In one clinical trial, women taking the drug reported an average of 4.4 “satisfying sexual experiences” in a month, compared with 2.7 before taking Addyi.
While a few extra close encounters might not seem like a big deal, Faubio emphasizes quality over quantity.
“Wanting to want sex is more important than the number of sexual encounters a woman has,” she said.
Addyi must be taken daily. Those who don’t experience improvement in eight weeks will likely be advised to discontinue it.
Faubion calls Addyi “truly very exciting.”
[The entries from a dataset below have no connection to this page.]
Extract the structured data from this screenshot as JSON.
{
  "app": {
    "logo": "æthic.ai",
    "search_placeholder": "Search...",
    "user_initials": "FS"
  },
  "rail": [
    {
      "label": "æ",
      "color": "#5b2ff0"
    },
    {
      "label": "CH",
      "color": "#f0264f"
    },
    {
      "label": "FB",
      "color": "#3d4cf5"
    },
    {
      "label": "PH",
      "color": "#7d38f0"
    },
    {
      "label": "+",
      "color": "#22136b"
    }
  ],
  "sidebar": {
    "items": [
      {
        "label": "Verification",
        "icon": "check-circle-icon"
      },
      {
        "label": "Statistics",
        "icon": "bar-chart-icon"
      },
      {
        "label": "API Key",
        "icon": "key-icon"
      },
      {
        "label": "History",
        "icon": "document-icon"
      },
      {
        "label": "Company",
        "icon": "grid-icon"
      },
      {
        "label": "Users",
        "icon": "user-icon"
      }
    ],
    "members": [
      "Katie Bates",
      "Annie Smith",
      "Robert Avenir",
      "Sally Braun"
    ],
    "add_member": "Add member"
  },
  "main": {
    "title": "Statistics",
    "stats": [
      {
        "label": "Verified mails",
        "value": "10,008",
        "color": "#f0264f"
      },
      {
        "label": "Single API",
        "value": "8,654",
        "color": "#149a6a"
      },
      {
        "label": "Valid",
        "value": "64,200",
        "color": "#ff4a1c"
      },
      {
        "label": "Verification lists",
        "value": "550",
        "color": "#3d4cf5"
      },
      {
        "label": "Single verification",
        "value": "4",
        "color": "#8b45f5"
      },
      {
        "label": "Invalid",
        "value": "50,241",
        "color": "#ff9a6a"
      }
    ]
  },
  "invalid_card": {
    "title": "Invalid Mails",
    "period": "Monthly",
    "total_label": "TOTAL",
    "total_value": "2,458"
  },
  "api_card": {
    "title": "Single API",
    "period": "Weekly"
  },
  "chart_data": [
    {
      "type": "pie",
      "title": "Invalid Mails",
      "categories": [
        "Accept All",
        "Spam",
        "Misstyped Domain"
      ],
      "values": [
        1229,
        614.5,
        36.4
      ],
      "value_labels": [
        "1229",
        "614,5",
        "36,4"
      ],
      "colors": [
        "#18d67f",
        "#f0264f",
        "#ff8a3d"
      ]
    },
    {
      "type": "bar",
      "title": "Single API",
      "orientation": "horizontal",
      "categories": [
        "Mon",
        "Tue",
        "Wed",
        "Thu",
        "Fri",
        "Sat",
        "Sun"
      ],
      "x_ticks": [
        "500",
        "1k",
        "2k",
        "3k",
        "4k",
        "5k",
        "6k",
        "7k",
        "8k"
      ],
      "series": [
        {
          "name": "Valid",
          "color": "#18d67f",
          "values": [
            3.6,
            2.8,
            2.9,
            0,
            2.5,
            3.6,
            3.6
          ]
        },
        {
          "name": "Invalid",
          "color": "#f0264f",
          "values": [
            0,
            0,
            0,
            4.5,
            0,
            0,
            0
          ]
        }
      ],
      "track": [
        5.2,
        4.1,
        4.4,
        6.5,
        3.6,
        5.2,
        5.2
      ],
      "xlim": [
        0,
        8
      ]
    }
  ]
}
“It’s been a long time coming for women,” she said, noting that the drug was twice rejected by the FDA.
Equally important, she noted, is that Addyi opens the door for other effective libido drugs. “It’s really important that this drug was passed, because there are others in the pipeline. Those drugs would have died if this hadn’t passed in its third attempt.”
While Faubion doesn’t support “off-label” use for Addyi, there is social media buzz that postmenopausal women will be next in line to get it, along with a growing number of men.
While generally reluctant to seek professional help, men in their 20s and 30s have been reporting erectile dysfunction and diminished libido in significant numbers over the past decade. Some studies have found that as many as one-fourth of college-aged men are facing these challenges.
The culprits are many. Too little sleep. Too much porn, which sets up unrealistic expectations for real-life partners. Alcohol and cigarettes, which inhibit erections. Antidepressants, which can lower desire.
And many men feel lonely in their relationships, too.
These are all issues that a marriage counselor or sex therapist can help couples address, at any age or stage, and with or without the help of a little pill.